What do we mean by the emphasis of the material?

 

Identifying the essential concepts and methodologies found in the core curriculum.

 

 

UNIT #1 - Congruence, Proof and Construction

 

Unit #1 is the most radical change brought on by the common core curriculum. For years textbooks have laid an identical pathway to introduce geometry.... (1) Basic Relationships (2) Logic & Proof (3) Parallel & Perpendicular Lines (4) Proof of Triangles (5) Triangle Relationships and (6) Quadrilaterals. It seemed like there was no other way - we were approaching it the way Euclid did, very axiomatic. Well along came the core....

 

The biggest change is the use of transformations to introduce this material. Congruence is developed not out of measurement but out of isometric transformations. Proof is developed by establishing relationships of symmetry and transformations to explain characteristics of shapes. . It is new and bold.... It will take some getting use to but I like it... I think many more students will get it!!

 

UNIT #2 - Similarity, Right Triangles & Trigonometry

 

In many ways, Unit #2 is like what we have delivered for many years except that similarity is developed from a dilation standpoint. Again, the transformation introduces the relationship. Students first come to understand dilations and their characteristics and then we find that the dilation creates shapes that have proportional sides and congruent angles.... guess what... that is similarity. Similarity, as it always has, introduces great topics found in right triangles such as geometric mean, special right triangles and trigonometry.

 

This unit has the first of the honors-only items and it can be a big difference. The honors course is to teach the area formula using sine, the Law of Sines and Cosines and the application of those laws. These can be big concepts to teach especially the ambiguous case of the Law of Sines. I would mention that when I teach the congruence criteria of ASS back in unit #1, I discuss the cases then of which produce congruence and which ones don't. This seems to make the Law of Sines ambiguous case easier to understand at this time.

   

 

Unit #3 - Geometric Measurement and Dimension

 

What surprised me here is that there is no mention of surface area in this unit. I actually cannot find the calculation of surface area anywhere in the core curriculum. I guess the understanding is that if you can calculate area, you can calculate surface area and that it doesn't need to be covered as a individual topic. We actually chose to teach some surface area because we felt that it was a glaring omission.

 

This unit includes some fun things... like the discovery of the volume formulas and Cavaileri's principle. Students are to develop formulas for volume and then apply them. We also look at the cross section of three dimensional objects. This is new and fresh. Students haven't had much experience with cross sections.

 

Finally, the understanding of volume using rotations about an axis is very fun. To contrast Cavaileri's principle of congruent slices, here we look at the revolving of a 2-D shape to form a 3-D shape. This ability to visualize and describe this process will be helpful later when they take Calculus.

 

UNIT #4 - Expressing Geometric Properties with Equations

 

This is what once was called coordinate geometry.

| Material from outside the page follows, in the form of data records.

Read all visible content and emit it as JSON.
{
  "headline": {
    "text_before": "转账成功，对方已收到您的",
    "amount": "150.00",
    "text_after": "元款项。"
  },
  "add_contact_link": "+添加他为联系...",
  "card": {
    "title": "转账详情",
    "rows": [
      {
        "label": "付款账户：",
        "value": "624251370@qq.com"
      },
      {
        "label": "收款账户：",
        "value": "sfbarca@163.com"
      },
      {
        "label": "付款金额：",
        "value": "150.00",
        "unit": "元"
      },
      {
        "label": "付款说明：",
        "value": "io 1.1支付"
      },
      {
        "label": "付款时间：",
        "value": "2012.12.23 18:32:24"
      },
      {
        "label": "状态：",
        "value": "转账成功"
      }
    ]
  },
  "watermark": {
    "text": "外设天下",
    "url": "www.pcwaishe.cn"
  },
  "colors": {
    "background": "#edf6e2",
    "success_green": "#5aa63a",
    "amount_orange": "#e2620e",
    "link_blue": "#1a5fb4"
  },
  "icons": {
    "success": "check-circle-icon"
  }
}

This is a great area of the curriculum - it links the geometric concepts to the coordinate grid and prepares students for algebra 2. A number of Algebra 2 items have moved into this course such as equations of circles and parabolas. This is nice... it seems to fit fine to investigate circles and parabolas in a geometric sense.

 

I also found that many of these objectives in Unit #4 can be spread throughout the year when they fit in such as; partitioning a line segment (similarity), equations of circle (circle properties), determining the name of a quadrilateral based on four points (quadrilaterals), etc... I found that I introduced some of these during the other units and then I hit them again when I covered the rest of the coordinate geometry (equation) items but in greater detail and complexity. Coordinate proof is also apart of this unit.

   

 

Unit #5 - Circles

 

Not much to say here - most of the objectives are the same as to what we have done for many years. Arc length and radians were introduced as new items but they fit very nicely in the development and study of circles. We used radians to determine new formulas for the area of a triangle (using radians) and the calculation of arc length (using radians) which went very smooth.

 

Unit #6 - Statistics and Probability

 

This is all new... at least to geometry. If anything, in previous geometry courses we would touch on geometric probabilities but nothing this involved. Was it weird teaching probability in geometry? Yes.... but did it work.... Yes... There is definitely a greater emphasis on probability and statistics in the common core and the geometry course seemed to have the space to handle some of it. These objectives focus on the basic foundational ideas of probability and prepare students for more involved statistics at the Algebra 2 level.